LawRegulatory Compliance

Grounds for application and forfeits

The Civil Code of the Russian Federation establishes in article 330 the notion of a penalty, according to which, it is understood as the amount strictly specified by law (or the money range) that is payable by the debtor to the creditor, in case of late fulfillment of any obligation or in improper performance of duties that are provided for by labor or civil -practical agreement.

In accordance with this definition of the concept, the essence of the penalty is that the law determines a certain amount of money paid regardless of the amount of damage caused, and even in cases where the damage is not caused at all. The latter circumstance concerns the violation of the deadlines for the fulfillment of obligations under the labor agreement.

The penalties, fines and penalties established by the law are one of the few ways of property liability of persons or organizations for violation of contractual obligations.

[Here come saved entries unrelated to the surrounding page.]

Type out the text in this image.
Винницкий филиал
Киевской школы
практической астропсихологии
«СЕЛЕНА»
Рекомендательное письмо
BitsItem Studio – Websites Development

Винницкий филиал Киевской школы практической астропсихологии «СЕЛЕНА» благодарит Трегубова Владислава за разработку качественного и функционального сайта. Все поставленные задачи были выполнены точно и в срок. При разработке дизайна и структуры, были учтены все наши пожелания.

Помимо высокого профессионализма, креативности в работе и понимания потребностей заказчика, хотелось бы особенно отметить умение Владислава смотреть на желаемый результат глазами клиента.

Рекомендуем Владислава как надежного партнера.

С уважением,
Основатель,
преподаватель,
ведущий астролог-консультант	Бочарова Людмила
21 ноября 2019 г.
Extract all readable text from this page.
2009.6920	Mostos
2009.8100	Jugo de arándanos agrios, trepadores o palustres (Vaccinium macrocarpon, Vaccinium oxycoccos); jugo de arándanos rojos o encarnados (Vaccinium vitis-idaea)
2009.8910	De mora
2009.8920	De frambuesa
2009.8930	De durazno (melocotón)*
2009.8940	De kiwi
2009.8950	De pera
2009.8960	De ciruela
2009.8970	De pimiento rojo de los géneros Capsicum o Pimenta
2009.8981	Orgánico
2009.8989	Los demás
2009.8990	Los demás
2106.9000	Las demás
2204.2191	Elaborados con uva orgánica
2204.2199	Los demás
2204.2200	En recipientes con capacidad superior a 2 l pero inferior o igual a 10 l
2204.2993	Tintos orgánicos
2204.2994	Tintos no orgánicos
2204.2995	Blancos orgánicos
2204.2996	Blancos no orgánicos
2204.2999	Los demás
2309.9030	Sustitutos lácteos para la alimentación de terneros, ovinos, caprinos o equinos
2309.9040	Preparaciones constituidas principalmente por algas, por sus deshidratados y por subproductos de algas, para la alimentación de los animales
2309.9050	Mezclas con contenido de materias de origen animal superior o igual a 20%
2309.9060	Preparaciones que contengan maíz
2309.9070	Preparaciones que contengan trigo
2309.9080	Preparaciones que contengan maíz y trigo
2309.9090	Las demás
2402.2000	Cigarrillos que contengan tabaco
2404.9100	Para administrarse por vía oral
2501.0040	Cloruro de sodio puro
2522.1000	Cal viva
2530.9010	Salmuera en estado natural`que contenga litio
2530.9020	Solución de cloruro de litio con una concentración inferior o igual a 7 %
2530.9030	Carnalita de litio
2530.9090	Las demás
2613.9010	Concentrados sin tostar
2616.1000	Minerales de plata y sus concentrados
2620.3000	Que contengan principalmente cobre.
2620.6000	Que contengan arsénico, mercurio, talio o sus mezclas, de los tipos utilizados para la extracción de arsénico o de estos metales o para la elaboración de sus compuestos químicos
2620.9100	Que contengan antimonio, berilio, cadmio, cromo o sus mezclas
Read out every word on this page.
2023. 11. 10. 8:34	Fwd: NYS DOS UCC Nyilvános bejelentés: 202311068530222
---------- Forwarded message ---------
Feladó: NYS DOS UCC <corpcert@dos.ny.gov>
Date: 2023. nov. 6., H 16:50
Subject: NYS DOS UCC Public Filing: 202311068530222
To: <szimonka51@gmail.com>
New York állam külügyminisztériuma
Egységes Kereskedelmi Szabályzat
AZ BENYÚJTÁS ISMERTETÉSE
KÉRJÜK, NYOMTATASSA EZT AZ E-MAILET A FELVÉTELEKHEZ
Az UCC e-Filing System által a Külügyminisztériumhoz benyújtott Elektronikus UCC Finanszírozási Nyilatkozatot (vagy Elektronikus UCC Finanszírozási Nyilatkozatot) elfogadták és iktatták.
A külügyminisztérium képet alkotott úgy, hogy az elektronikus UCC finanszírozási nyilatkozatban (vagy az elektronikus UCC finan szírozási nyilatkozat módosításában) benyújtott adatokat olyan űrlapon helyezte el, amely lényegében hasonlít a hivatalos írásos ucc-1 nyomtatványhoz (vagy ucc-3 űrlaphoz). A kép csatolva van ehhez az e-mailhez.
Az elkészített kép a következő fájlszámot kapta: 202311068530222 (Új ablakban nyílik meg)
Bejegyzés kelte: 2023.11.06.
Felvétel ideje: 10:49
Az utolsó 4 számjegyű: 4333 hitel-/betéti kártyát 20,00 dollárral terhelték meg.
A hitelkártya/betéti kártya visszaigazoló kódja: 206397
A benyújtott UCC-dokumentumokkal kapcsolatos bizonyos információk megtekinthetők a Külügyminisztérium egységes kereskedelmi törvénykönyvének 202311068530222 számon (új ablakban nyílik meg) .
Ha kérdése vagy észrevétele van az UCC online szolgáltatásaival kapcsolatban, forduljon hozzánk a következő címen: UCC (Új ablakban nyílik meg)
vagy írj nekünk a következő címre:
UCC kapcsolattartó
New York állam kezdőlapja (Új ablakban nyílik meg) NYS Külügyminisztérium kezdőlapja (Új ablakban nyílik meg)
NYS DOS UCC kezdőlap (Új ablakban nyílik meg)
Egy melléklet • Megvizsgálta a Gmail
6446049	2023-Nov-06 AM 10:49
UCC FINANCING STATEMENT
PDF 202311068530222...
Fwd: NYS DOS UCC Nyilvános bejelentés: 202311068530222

In addition to the amounts, the law also defines specific types of penalties and grounds for which these sanctions can be applied. For example, it should be borne in mind that the list of these reasons is much narrower than the one used in determining sanctions when bringing to justice in the form of damages. The simplest application of this sanction is the fact that the contractual obligations were not properly executed.

In view of the variety of forms of liability for which a penalty can be applied, the law classifies the types of penalties on the following grounds, which are objective criteria that determine the delineation of these regulatory forms.

So, depending on the order of establishment, legal and contractual penalties are singled out. The first is determined by law and is objective in nature, that is, its parameters can not be changed by the parties. The contractual agreement is established as a result of an agreement between the parties to the transaction. The law applies in cases where the contract did not provide for it as a form of authorization for its violation. The only exception to this rule is the right of the parties to stipulate in the contractual agreement the amount of the penalty exceeding that established by law.

All types of penalties are a statutory measure of civil liability, because the reasons for its occurrence almost coincide with those grounds for the occurrence of liability, which are prescribed in the Civil Code of the Russian Federation. In the event that the contract or a specific law does not contain precise instructions on the reasons and grounds for bringing to justice, it is possible to go to court.

As sanctions, all existing types of penalties can be combined with other types of liability, primarily with reimbursement. In this case, the law provides for the classification of penalties on the following grounds:

1. The forfeit entitles the creditor to demand, in addition to the payment of the forfeit itself, and compensation for damages, if any, in the manner prescribed by law. As a rule, such a measure is used in cases where the amount of the penalty is much less than the losses incurred and does not cover the damage.

2. Penalty entitles to claim full compensation for damage, not only by the amount of the difference between damage and forfeit, but also over it. As a rule, such sanctions are applied for the most significant violations that entailed serious consequences.

3. In the event that the right to recover damages to the creditor is refused, an exceptional penalty is applied.

4. And, finally, the alternative penalty gives the right to choose the creditor, which type of sanction to choose-penalty or compensation for damages.